9. Scheerer's argument that the amended regulation is a bill of attainder likewise is without merit. We have never held that the Constitution's Bill of Attainder Clause, U.S. Const. art. I, § 9, cl. 3, is applicable to Executive Branch regulations, and other courts have suggested to the contrary. See, e.g., Paradissiotis v. Rubin, 171 F.3d 983, 988-89 (5th Cir.1999); Walmer v. U.S. Dept. of Defense, 52 F.3d 851, 855 (10th Cir.1995); Korte v. Office of Pers. Mgmt., 797 F.2d 967, 972 (Fed.Cir.1986). Even assuming the Clause applies, however, it is clear that the amended regulation is not invalid on these grounds. A bill of attainder is “a law that legislatively determines guilt and inflicts punishment upon an identifiable individual without provision of the protections of a judicial trial.” Nixon v. Adm'r of Gen. Servs., 433 U.S. 425, 468, 97 S.Ct. 2777, 2803, 53 L.Ed.2d 867 (1977). The amended 8 C.F.R. § 1245.2(a)(1) is a generally applicable jurisdictional rule. It does not single out any individual or group and does not impose punishment of any kind.

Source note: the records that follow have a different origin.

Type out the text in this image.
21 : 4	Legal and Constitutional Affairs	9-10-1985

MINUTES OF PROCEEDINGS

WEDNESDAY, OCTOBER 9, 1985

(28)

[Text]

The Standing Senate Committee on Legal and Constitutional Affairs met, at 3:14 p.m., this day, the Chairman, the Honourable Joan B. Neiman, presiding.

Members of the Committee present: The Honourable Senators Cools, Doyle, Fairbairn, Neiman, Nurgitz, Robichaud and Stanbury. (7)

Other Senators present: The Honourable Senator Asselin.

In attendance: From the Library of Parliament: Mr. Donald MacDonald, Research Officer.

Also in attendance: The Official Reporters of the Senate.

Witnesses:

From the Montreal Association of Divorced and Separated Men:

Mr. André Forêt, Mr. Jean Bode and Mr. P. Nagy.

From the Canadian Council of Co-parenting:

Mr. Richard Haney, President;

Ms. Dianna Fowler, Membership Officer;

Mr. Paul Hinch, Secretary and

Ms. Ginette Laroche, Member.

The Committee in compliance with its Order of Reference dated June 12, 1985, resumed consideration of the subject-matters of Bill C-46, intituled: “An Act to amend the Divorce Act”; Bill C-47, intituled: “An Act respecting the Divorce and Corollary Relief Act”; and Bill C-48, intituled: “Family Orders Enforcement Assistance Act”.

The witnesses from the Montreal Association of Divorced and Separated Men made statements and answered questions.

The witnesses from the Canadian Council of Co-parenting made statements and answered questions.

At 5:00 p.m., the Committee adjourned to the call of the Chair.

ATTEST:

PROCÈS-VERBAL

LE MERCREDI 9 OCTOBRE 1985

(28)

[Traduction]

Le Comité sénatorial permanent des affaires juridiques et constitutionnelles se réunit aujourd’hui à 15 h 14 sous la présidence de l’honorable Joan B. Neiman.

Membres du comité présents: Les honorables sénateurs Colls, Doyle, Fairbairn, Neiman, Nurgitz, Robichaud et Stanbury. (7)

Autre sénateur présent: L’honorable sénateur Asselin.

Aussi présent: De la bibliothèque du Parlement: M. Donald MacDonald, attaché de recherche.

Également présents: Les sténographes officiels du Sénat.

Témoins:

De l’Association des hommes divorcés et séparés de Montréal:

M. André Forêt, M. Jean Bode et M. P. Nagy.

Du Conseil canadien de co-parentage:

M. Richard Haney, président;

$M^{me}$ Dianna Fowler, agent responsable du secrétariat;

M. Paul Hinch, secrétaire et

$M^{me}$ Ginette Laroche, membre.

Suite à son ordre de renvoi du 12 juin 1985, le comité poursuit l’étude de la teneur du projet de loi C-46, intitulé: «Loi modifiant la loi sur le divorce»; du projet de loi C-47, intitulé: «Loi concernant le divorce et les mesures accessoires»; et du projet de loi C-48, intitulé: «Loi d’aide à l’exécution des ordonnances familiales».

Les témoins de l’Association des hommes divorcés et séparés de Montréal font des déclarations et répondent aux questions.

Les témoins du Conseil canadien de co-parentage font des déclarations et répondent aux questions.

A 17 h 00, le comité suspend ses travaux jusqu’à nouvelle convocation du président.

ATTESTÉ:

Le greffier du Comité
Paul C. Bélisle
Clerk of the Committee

10. In view of the highly unusual circumstances of this case, we note that there may be avenues of relief still available to Scheerer. The government's brief emphasizes DHS's readiness to “take steps that would permit Scheerer to apply for adjustment of status within the applicable regulatory framework.” According to the government, one such option would be for Scheerer to file an adjustment application with USCIS accompanied by a request that the applicable admission bar not be held against him for purposes of his seeking adjustment of status. Alternatively, the government suggests that Scheerer could request a grant of advance parole into the United States following his release from prison in Germany in order to pursue adjustment of status at that time. The government indicates that DHS is willing to entertain either of these proposals.